The Highway 17 bus between Santa Cruz and San Jose CA is a mode of transportation near and dear to my heart. It’s the daily ride “over the hill” for myself and hundreds of others for work, school and outings. Santa Cruz Metro, which operates this bus service, increased one-way and roundtrip fares 40%, and the price of 31-day passes shot up 30% effective September 10, 2015. Just released ridership numbers show fewer passengers use the Highway 17 bus on a daily basis.
A significant fare hike effective on September 10 may have impacted Highway 17 use. The September 2015 ridership report shows a 7.5% decrease in ridership compared to a year ago, while local routes in Santa Cruz show flat ridership compared against 2014 (after removing confounding UCSC factors, where ridership increased an astounding 102% for various reasons, including higher enrollment, a new route, and school scheduling). In general, dramatically lower gasoline prices reduce ridership, while higher employment increase ridership, so it’s difficult to determine how much the fare increase reduced Highway 17 ridership.
Santa Cruz Metro staff predicted a 10% drop in ridership for Highway 17 due to the fare increase, while I anticipated a possible greater decrease that I briefly explained in this post. Most daily riders purchase a 31-day pass, with several people I know stockpiling several passes before the fare hike, so the fare increase won’t effect them until these passes are used up. We won’t know the true impact of this fare increase until the October ridership report is available next March or April.

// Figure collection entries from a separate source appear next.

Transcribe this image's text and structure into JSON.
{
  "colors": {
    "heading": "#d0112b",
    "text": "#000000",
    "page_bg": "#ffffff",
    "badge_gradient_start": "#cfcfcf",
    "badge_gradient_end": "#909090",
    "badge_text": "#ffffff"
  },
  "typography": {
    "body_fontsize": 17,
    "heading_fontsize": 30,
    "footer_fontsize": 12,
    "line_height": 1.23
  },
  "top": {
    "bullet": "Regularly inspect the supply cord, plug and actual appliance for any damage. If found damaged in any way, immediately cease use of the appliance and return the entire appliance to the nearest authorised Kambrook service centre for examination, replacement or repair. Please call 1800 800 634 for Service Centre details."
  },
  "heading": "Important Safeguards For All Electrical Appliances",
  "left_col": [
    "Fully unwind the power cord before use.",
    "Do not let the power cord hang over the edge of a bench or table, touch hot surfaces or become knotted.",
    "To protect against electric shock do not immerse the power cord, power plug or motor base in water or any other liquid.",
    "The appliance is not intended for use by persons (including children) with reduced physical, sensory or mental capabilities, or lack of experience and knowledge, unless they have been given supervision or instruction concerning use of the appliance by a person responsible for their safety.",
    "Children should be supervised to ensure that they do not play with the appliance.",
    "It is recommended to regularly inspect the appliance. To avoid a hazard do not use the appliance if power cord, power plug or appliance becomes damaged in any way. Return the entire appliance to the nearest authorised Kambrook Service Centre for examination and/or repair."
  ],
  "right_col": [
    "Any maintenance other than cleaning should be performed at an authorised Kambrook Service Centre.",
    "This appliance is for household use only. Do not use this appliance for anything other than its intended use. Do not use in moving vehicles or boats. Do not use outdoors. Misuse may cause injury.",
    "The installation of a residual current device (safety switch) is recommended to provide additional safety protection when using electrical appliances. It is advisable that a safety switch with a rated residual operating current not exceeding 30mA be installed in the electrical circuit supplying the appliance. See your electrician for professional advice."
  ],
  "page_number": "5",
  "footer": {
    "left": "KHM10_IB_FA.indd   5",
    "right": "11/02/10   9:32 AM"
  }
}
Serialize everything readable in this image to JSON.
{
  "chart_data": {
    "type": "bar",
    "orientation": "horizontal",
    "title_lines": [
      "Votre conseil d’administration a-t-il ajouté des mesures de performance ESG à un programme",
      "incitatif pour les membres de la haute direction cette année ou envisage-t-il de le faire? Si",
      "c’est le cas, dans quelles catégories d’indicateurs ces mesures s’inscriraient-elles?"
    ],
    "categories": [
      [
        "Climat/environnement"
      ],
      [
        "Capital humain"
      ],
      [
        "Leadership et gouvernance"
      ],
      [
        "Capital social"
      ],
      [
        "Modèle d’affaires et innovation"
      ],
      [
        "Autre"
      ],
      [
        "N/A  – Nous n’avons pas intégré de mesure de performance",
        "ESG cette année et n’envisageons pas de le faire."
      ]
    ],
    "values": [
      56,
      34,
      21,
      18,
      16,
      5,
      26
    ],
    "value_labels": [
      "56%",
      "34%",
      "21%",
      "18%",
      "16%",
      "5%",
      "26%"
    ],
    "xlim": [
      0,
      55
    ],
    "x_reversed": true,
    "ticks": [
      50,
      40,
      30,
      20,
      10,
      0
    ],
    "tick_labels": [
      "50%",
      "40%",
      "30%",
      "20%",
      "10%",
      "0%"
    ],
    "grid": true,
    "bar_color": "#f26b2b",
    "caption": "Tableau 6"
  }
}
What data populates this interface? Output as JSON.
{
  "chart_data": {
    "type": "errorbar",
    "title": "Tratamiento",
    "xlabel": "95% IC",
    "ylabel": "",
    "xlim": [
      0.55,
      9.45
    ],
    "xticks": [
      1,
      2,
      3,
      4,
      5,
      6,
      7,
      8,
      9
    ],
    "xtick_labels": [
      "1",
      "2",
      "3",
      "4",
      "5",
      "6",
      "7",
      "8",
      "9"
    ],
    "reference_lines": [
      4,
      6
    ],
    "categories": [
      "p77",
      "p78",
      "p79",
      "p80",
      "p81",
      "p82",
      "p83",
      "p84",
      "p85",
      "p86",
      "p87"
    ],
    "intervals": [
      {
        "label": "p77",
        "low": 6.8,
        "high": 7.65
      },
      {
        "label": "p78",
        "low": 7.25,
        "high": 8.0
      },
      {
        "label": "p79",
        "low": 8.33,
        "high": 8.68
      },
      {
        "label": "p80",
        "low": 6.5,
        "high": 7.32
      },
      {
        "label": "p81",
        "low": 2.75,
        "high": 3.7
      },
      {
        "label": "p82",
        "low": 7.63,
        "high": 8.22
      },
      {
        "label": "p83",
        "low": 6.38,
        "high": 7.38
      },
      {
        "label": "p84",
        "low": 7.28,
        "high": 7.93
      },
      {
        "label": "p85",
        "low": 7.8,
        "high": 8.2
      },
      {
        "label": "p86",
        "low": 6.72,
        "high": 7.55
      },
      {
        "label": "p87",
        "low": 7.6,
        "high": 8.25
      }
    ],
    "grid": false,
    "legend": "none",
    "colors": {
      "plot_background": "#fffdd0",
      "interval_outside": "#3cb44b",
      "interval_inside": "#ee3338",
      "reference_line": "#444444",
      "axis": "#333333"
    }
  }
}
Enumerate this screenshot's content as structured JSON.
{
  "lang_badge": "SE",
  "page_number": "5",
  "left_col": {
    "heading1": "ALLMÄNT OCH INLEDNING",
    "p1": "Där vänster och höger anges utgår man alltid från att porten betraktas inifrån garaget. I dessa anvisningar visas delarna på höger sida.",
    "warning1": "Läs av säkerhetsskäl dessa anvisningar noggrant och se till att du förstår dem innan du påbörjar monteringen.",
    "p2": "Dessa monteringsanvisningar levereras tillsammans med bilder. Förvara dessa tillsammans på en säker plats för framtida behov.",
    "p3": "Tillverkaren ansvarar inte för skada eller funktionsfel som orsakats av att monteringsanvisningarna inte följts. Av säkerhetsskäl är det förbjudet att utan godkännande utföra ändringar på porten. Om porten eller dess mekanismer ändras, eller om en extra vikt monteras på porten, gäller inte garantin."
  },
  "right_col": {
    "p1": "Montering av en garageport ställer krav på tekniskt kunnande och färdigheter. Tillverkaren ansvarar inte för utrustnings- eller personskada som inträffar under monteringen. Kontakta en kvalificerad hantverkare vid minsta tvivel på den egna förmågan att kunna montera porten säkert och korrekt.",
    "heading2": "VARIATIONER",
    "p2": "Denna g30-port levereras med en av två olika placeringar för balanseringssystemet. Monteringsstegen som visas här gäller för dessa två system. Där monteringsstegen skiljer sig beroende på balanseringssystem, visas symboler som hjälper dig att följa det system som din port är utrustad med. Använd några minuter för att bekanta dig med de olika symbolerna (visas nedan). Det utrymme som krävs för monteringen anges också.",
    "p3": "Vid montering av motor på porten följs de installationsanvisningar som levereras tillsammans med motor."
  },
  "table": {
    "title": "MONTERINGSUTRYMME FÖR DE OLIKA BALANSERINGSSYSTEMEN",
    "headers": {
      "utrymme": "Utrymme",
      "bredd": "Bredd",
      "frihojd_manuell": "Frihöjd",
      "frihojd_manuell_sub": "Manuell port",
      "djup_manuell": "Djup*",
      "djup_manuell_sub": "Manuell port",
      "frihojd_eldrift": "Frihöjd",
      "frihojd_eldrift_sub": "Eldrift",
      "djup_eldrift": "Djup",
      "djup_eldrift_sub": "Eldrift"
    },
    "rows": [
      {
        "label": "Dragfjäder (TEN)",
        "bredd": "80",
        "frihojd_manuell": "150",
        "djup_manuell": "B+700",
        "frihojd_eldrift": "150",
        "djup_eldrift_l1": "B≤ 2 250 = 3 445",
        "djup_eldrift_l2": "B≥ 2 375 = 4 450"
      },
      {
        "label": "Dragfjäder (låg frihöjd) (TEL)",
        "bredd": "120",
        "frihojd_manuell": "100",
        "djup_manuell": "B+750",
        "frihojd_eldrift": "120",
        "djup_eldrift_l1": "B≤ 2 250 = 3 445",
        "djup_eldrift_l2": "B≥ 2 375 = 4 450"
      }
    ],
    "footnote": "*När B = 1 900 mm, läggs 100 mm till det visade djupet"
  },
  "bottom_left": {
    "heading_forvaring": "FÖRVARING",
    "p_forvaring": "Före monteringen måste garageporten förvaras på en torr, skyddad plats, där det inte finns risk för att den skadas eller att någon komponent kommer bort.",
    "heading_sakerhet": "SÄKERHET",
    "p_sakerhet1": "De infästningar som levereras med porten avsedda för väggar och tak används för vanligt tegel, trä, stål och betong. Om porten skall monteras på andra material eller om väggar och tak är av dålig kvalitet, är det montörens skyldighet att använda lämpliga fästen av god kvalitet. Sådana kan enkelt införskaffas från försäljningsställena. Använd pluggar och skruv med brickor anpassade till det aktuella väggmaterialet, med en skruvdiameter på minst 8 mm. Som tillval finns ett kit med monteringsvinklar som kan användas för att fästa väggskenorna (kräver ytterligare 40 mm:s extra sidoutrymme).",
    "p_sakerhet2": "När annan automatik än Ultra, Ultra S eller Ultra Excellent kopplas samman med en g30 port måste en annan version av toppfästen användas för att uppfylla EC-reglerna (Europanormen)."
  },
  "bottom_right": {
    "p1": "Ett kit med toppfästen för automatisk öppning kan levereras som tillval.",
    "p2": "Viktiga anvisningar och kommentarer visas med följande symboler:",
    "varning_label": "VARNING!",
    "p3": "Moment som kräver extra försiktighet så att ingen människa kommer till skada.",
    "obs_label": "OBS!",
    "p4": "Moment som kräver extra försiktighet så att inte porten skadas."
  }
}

Once activated, the $145 Highway 17 pass is good for 31 days. I carpool with my wife one day each week, bike the entire way to my office at least a couple of times per month, and work from home at least twice monthly, so this works out to 14 to 16 days of use for my pass. That works out to as much as ten American dollars each day I ride the bus. Compare against the five bucks worth of gas and free parking for most people traveling to the South Bay from Santa Cruz, and the personal economics of riding the bus don’t make sense. It’s no wonder the “choice” riders this service is supposed to attract are abandoning the Highway 17.